Но она этого не сделала, и это, возможно, было еще более тревожным. Она просто сидела, смотря в упор. Облако проплыло над их головами, закрывая солнечный свет, посылая тень на симпатичное лицо Далии.
— Неправдоподобно, конечно, вероятно невозможно, — тихо сказал Дзирт, пытаясь отступить.
Далия оставалась совершенно неподвижной. Он почти слышал биение ее сердца или это было его собственное? Пролетело много мгновений. Дзирт потерял им счет.
— Это правда, — призналась она, и теперь Дзирт смотрел так, будто получил пощечину.
— Не может быть, — ему, наконец, удалось ответить. — Он — юноша, но ты — девушка...

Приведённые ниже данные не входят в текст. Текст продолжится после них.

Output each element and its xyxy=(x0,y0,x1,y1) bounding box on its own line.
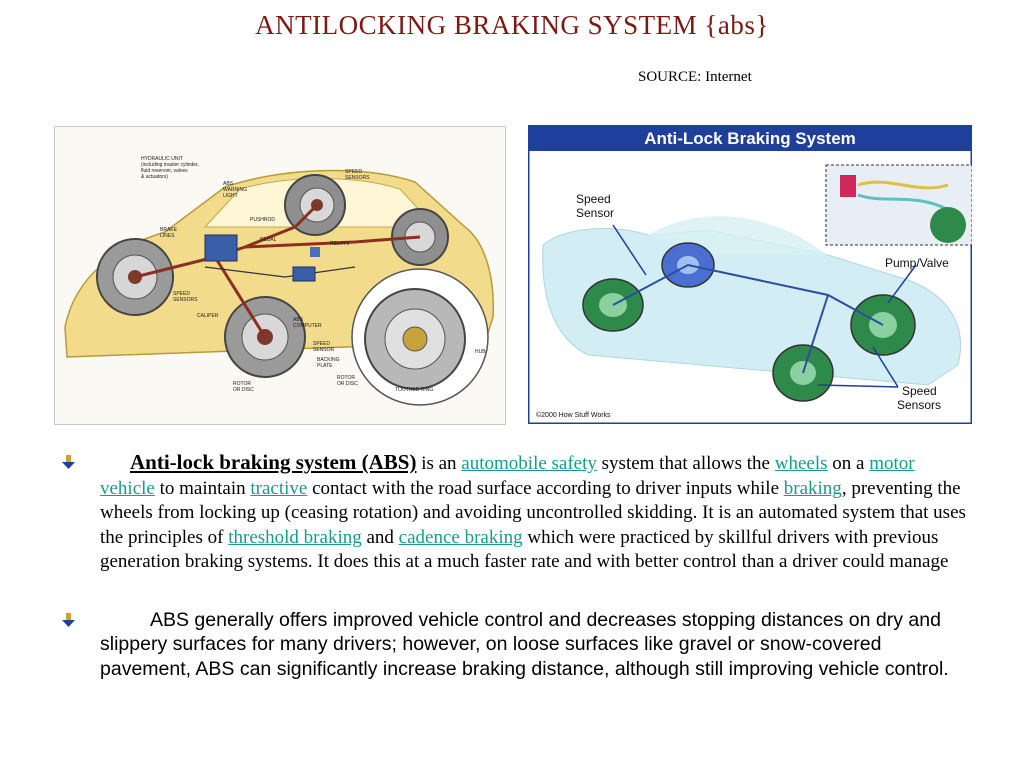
label-speed-sensors: Speed xyxy=(902,384,937,398)
label-speed-sensors-top: SPEED xyxy=(345,169,362,175)
image-credit: ©2000 How Stuff Works xyxy=(536,411,611,419)
hydraulic-unit xyxy=(204,234,238,262)
link-tractive[interactable]: tractive xyxy=(250,477,308,499)
label-relays: RELAYS xyxy=(330,241,350,247)
slide-title: ANTILOCKING BRAKING SYSTEM {abs} xyxy=(255,10,769,40)
label-rotor-detail: ROTOR xyxy=(337,375,355,381)
label-pump-valve: Pump/Valve xyxy=(885,256,949,270)
label-pushrod: PUSHROD xyxy=(250,217,275,223)
abs-3d-svg: Anti-Lock Braking System xyxy=(528,125,972,424)
abs-cutaway-svg: HYDRAULIC UNIT (including master cylinde… xyxy=(64,156,494,406)
abs-benefits-text: ABS generally offers improved vehicle co… xyxy=(100,608,949,680)
label-speed-sensor: Speed xyxy=(576,192,611,206)
label-backing-plate2: PLATE xyxy=(317,363,333,369)
arrow-bullet-icon xyxy=(62,612,75,627)
label-speed-sensor-detail: SPEED xyxy=(313,341,330,347)
link-braking[interactable]: braking xyxy=(783,477,842,499)
link-motor-vehicle[interactable]: motor vehicle xyxy=(100,453,915,499)
link-wheels[interactable]: wheels xyxy=(774,453,828,474)
label-abs-light2: WARNING xyxy=(223,187,247,193)
abs-lead-term: Anti-lock braking system (ABS) xyxy=(130,450,417,474)
label-speed-sensors2: Sensors xyxy=(897,398,941,412)
label-brake-lines2: LINES xyxy=(160,233,175,239)
label-speed-sensor2: Sensor xyxy=(576,206,614,220)
label-backing-plate: BACKING xyxy=(317,357,340,363)
abs-computer-box xyxy=(292,266,316,282)
label-speed-sensor-detail2: SENSOR xyxy=(313,347,335,353)
link-automobile-safety[interactable]: automobile safety xyxy=(461,453,597,474)
label-hydraulic-sub2: fluid reservoir, valves xyxy=(141,168,188,174)
bullet-abs-definition: Anti-lock braking system (ABS) is an aut… xyxy=(60,450,970,575)
label-rotor-detail2: OR DISC xyxy=(337,381,358,387)
label-pedal: PEDAL xyxy=(260,237,277,243)
label-hub: HUB xyxy=(475,349,486,355)
label-speed-sensors-left2: SENSORS xyxy=(173,297,198,303)
label-abs-computer2: COMPUTER xyxy=(293,323,322,329)
arrow-bullet-icon xyxy=(62,455,75,469)
abs-3d-illustration: Anti-Lock Braking System xyxy=(528,125,972,424)
banner-title: Anti-Lock Braking System xyxy=(644,129,856,148)
label-hydraulic-sub3: & actuators) xyxy=(141,174,168,180)
label-abs-light3: LIGHT xyxy=(223,193,238,199)
bullet-list: Anti-lock braking system (ABS) is an aut… xyxy=(60,450,970,681)
rotor-detail xyxy=(351,268,489,406)
link-cadence-braking[interactable]: cadence braking xyxy=(398,526,523,548)
label-rotor-left: ROTOR xyxy=(233,381,251,387)
label-caliper: CALIPER xyxy=(197,313,219,319)
label-hydraulic: HYDRAULIC UNIT xyxy=(141,156,183,162)
label-abs-computer: ABS xyxy=(293,317,304,323)
label-speed-sensors-left: SPEED xyxy=(173,291,190,297)
label-speed-sensors-top2: SENSORS xyxy=(345,175,370,181)
bullet-abs-benefits: ABS generally offers improved vehicle co… xyxy=(60,608,970,682)
link-threshold-braking[interactable]: threshold braking xyxy=(228,526,362,548)
label-hydraulic-sub1: (including master cylinder, xyxy=(141,162,199,168)
source-note: SOURCE: Internet xyxy=(638,69,752,85)
label-brake-lines: BRAKE xyxy=(160,227,178,233)
abs-cutaway-illustration: HYDRAULIC UNIT (including master cylinde… xyxy=(54,126,506,425)
label-rotor-left2: OR DISC xyxy=(233,387,254,393)
label-abs-light: ABS xyxy=(223,181,234,187)
label-toothed-ring: TOOTHED RING xyxy=(395,387,433,393)
banner-bar xyxy=(528,125,972,151)
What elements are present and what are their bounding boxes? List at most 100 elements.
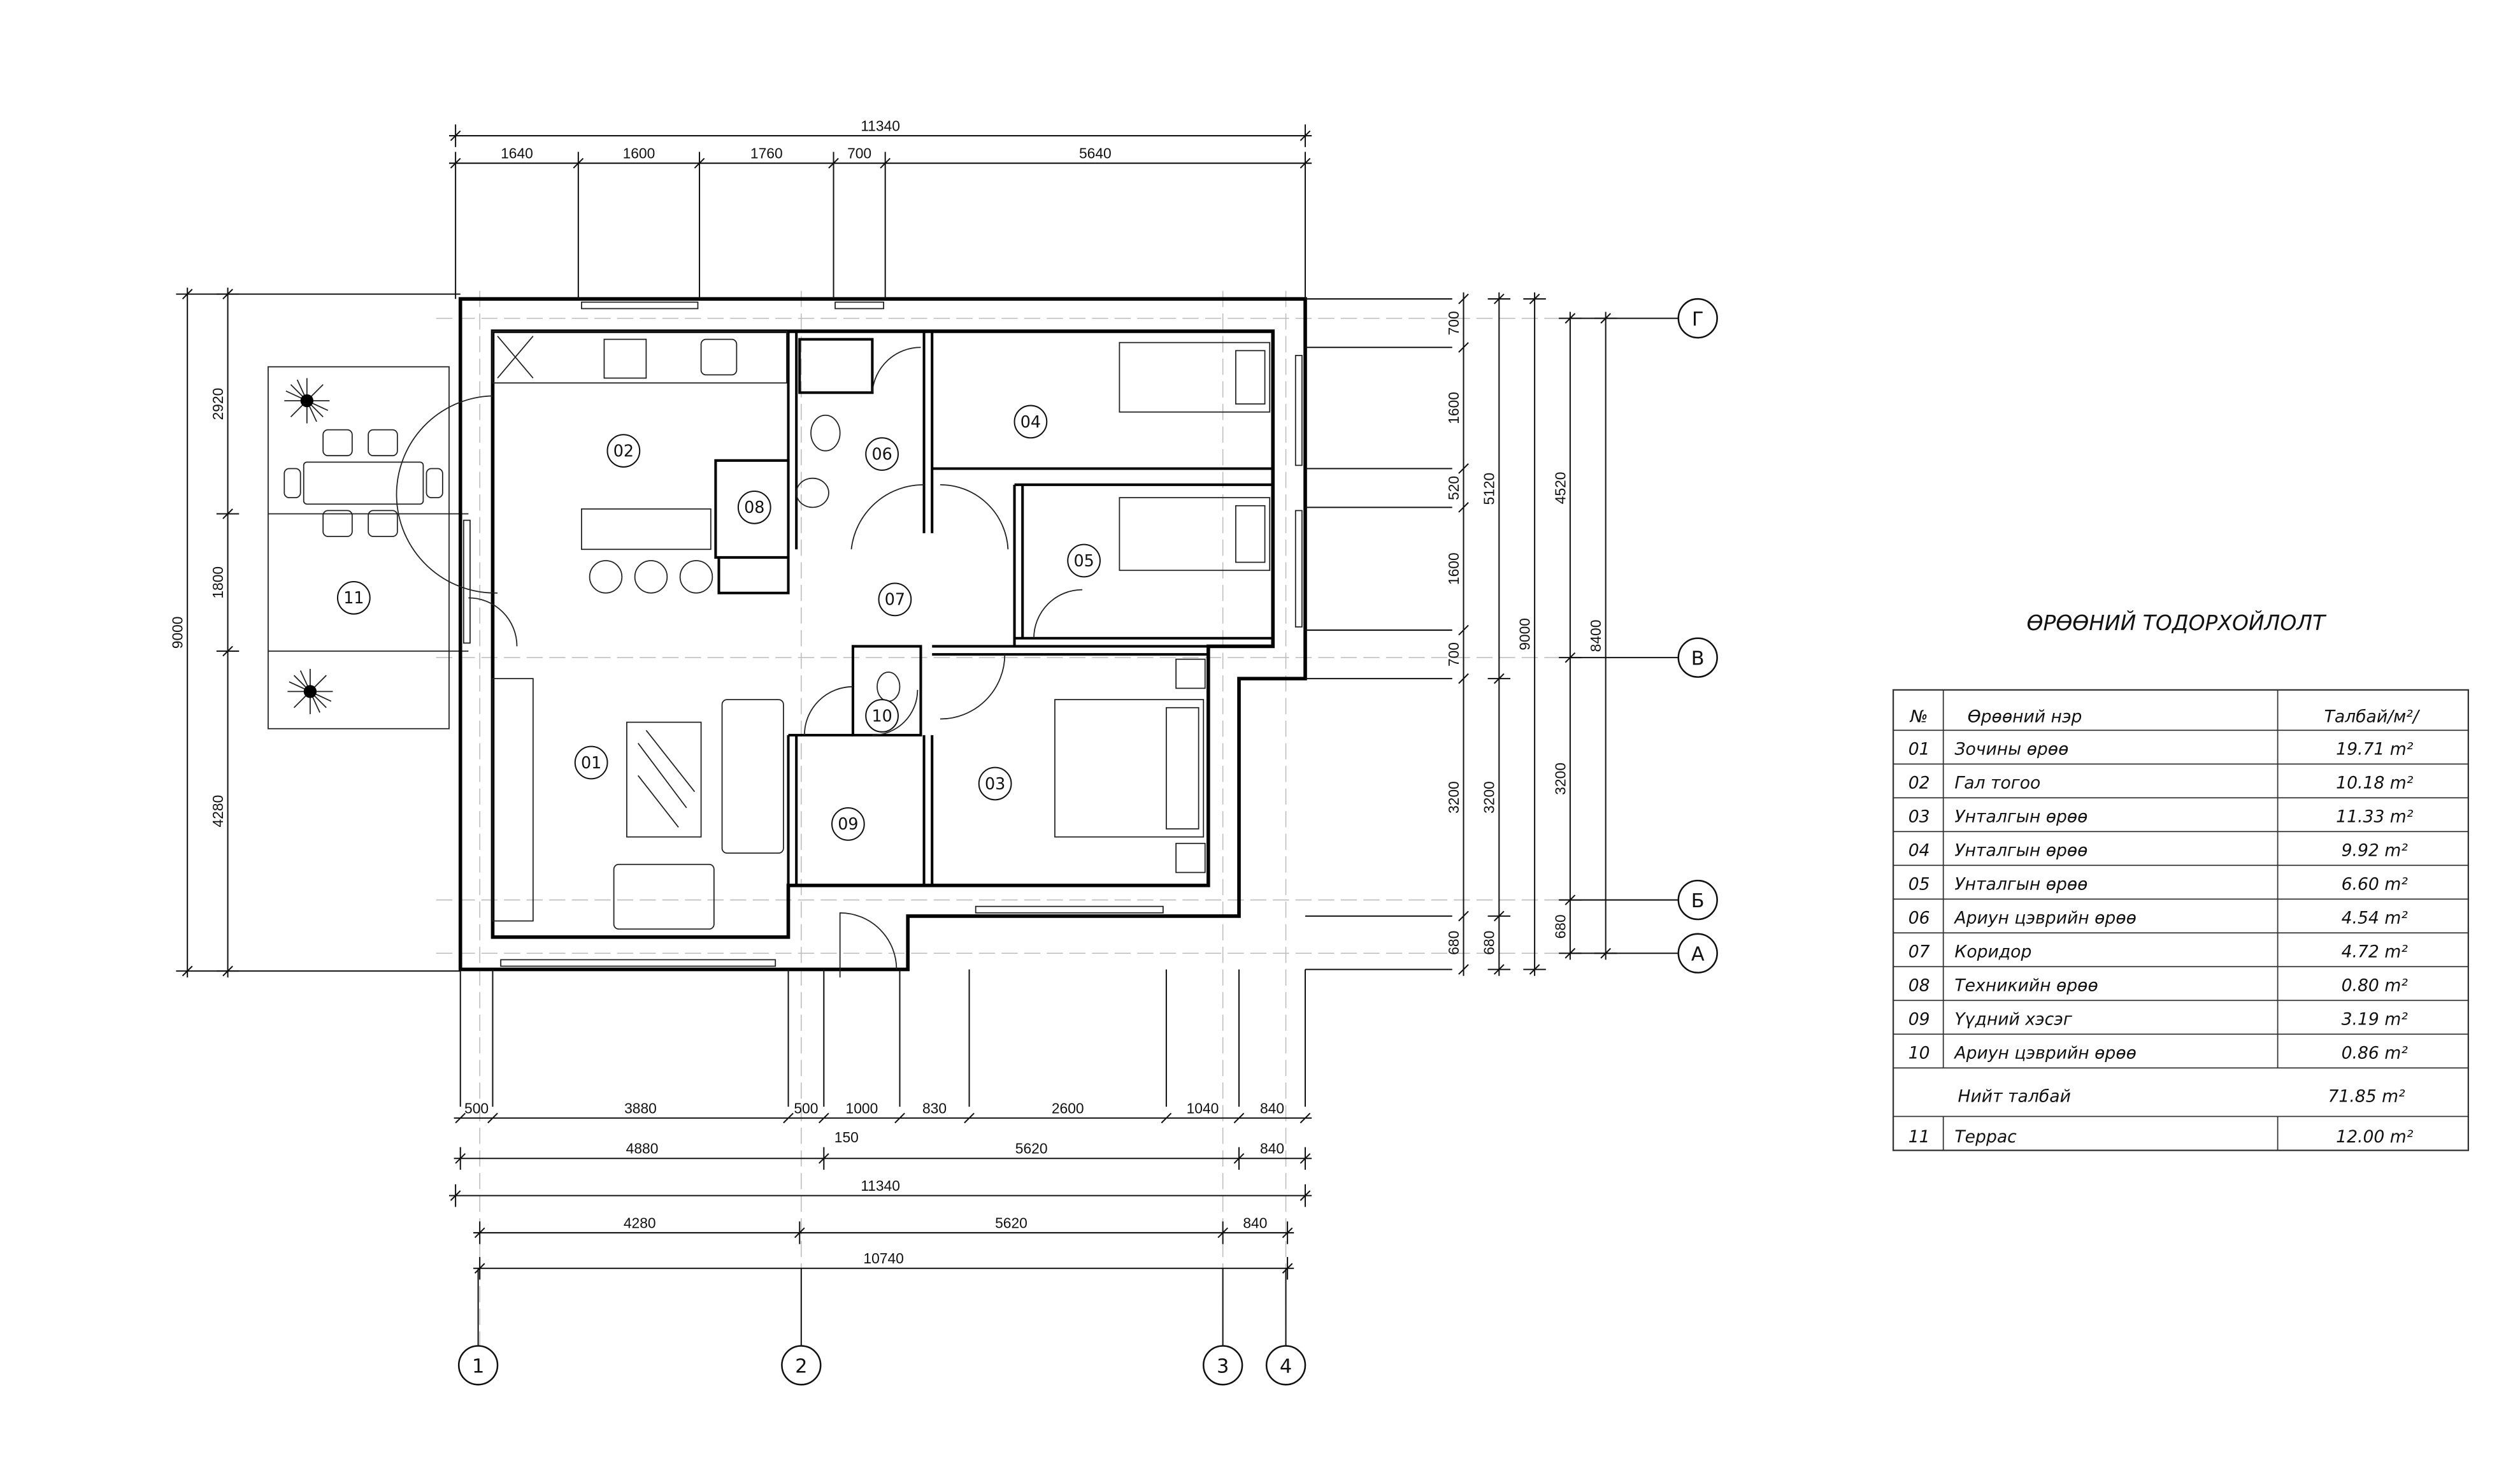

— Я была почти ребенком, когда тень Херцго Алегни упала на мой клан, — сказала Далия, так тихо, что Дзирт едва слышал ее слова. — Двадцать лет назад.
Мысли Дзирта вращались в кругах, очень легко приходя к темному заключению, к которому вели слова Далии. Он попытался ответить, но мог лишь беспомощно бормотать перед лицом ужаса. Он вспомнил свою юность и окончание учебы в Мили-Магтире, когда его собственная сестра повела себя с ним так непристойно, что он вынужден был убежать с отвращением.
На мгновение он подумал рассказать об этом Далии, чтобы попытаться претендовать на некоторое родство с ее болью, но потом понял, что его собственный опыт, безусловно, бледнел в сравнении с ее травмой.
Поэтому он бормотал, и наконец протянул к ней руку, чтобы обнять.
Она сопротивлялась, но вся дрожала. Слезы, которые катились из ее голубых глаз, были образованы глубокой печалью, он знал это, даже когда она издала низкое рычание, чтобы скрыть свою слабость.
Но отречение не могло удержаться, и гнев не мог сокрыть шрам.
Дзирт попытался прижать ее к себе, но она отвернулась, вскочила на ноги и сделала несколько шагов, к нему спиной.
— Итак, теперь ты знаешь, — сказала она, ее голос был холодным, как глубочайший лед зимой.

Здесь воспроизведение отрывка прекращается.